In July of 2012, I served as a teaching artist assistant in the City Spotlights Leadership Program with the Citi Center education department. Due to a devastating personal loss this summer, I made the decision to take some time off from school. When word got out that I would not be returning to campus in the fall, my extended family bombarded me with questions about how my hiatus would affect my education. I answered each question in a manner that would make any politician proud. My responses were wordy, but provided no concrete answers because quite frankly, I had no idea what I was going to do during my time away from school.

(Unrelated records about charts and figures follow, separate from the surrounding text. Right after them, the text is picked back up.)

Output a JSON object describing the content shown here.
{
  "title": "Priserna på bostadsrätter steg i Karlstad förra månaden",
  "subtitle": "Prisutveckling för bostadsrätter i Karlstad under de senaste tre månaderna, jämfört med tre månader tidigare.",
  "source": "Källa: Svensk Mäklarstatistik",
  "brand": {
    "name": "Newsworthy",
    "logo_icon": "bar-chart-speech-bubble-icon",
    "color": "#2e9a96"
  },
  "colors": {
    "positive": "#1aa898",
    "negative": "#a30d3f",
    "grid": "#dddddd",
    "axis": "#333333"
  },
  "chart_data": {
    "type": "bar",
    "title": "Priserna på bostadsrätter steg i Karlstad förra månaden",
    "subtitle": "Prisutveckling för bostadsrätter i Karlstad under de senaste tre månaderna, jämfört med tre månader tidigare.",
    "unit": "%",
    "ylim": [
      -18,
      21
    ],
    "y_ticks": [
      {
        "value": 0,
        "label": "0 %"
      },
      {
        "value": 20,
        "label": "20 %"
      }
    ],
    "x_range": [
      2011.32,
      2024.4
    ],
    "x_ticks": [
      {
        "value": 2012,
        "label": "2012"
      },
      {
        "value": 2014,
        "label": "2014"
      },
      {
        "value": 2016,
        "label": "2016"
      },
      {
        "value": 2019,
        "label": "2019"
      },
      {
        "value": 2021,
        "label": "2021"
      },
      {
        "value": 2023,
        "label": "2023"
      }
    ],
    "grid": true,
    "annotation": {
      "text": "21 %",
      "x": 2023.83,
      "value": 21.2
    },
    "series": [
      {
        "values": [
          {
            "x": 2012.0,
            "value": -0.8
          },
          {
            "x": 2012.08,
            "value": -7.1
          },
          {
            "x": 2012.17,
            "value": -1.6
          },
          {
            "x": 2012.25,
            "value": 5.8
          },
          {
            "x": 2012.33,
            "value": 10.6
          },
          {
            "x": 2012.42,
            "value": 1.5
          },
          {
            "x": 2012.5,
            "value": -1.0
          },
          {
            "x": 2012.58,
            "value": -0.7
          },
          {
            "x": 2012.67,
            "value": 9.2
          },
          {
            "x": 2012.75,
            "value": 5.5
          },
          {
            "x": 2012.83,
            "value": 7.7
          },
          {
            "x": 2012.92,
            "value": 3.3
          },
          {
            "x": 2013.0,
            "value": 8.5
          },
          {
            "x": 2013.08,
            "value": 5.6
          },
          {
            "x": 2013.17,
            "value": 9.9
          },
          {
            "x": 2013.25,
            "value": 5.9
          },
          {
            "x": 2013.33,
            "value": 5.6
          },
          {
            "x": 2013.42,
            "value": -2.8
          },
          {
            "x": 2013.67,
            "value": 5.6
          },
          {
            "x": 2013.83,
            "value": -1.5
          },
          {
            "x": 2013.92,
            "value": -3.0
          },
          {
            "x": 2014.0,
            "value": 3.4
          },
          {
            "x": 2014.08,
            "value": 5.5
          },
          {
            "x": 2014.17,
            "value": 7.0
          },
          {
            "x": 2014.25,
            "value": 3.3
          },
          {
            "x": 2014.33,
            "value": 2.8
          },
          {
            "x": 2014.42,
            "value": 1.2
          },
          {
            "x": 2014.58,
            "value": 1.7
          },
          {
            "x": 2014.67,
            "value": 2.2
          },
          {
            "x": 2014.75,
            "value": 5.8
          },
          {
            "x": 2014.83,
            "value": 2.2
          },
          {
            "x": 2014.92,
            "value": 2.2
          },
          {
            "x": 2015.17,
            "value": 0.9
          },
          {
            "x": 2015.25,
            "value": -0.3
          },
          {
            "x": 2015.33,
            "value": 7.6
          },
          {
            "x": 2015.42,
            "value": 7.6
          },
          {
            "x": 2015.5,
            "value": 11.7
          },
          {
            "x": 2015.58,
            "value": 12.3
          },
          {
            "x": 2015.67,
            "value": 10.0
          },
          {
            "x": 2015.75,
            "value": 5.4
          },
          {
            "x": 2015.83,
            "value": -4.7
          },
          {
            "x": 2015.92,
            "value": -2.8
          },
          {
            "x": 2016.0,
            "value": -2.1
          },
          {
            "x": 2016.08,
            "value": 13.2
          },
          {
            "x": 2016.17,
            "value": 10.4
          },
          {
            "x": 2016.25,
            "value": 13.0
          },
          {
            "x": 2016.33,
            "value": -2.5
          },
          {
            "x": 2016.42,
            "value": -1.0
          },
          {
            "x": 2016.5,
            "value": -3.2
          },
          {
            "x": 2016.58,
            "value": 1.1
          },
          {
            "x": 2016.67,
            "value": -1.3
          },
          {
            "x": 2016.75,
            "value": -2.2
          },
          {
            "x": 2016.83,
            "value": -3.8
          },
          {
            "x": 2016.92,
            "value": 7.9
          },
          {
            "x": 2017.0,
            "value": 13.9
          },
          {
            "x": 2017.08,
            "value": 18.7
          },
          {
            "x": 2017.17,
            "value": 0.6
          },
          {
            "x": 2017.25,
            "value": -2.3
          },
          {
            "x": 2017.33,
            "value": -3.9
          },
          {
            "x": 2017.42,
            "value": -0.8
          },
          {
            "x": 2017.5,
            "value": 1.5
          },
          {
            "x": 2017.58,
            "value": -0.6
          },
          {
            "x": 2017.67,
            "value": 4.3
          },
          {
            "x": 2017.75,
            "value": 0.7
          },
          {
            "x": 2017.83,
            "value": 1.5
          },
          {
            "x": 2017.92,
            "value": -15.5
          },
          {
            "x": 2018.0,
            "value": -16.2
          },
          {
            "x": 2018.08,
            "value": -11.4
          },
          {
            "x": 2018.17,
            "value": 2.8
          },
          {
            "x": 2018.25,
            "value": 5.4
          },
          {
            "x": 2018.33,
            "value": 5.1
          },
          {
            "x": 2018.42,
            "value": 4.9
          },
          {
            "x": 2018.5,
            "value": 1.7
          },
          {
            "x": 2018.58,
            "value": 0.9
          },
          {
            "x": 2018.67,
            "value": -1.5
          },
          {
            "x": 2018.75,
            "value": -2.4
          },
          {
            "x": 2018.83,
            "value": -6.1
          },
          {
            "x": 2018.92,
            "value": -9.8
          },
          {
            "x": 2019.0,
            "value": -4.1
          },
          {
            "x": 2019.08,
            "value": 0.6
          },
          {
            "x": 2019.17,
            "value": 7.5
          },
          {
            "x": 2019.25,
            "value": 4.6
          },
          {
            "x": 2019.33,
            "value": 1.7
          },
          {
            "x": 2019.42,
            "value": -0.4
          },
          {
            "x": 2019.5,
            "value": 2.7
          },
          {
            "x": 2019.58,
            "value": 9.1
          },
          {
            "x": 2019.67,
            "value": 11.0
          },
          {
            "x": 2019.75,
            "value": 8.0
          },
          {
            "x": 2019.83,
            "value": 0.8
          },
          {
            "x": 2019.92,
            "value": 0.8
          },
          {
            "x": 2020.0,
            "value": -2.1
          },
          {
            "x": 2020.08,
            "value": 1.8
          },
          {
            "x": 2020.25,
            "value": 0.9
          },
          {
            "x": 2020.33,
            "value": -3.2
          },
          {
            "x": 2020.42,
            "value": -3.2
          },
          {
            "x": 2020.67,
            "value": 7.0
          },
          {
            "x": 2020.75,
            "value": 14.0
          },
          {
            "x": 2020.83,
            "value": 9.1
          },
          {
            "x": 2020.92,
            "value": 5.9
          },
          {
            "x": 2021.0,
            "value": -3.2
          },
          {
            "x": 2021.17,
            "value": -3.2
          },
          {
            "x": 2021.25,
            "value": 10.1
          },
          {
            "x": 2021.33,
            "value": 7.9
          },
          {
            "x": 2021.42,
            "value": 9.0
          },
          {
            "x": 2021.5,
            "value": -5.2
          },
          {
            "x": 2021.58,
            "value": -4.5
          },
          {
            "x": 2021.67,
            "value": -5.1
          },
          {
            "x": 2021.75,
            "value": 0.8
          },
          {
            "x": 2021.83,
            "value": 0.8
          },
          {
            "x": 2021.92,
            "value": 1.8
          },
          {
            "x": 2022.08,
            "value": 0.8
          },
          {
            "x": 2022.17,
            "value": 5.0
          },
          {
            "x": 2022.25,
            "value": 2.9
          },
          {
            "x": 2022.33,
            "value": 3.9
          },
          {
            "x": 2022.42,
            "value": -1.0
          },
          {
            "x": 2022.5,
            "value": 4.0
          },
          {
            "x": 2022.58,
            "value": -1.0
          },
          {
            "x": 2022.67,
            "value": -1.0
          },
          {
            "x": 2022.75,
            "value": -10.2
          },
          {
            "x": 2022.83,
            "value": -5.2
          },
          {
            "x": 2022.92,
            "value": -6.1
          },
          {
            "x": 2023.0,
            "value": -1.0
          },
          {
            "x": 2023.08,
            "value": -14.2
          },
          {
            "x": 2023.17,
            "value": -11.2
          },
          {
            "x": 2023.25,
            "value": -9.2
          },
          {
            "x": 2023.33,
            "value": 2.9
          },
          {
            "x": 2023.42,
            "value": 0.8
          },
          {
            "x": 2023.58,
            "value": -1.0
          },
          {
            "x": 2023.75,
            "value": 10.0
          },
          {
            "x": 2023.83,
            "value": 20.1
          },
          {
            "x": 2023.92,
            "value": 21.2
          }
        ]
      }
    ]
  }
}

Soon after my familial press conference, I was offered a position with the Citi Performing Arts Center to work at three schools with children of 3 different age groups. Being a theatre major and education minor, I jumped at the opportunity. Fast forward 3 months, and our students have successfully created and performed their very own artistic pieces. During my family's Christmas dinner, I made it a point to boast about my students' successes. While passively telling off my family was great, it was not nearly as rewarding as watching children glow with pride as they displayed their new-found talents.

I am so grateful that I had the opportunity to watch my students experience the range of emotions that theatre evokes: the terror of opening night; the joy of hearing an audience applaud for you; and the pride that accompanies the final bow. Each and every one of my 1st, 2nd, and 6th graders refreshed my memory as to why I love theatre and more specifically, theatre education. Both are beautiful collective experiences and expression.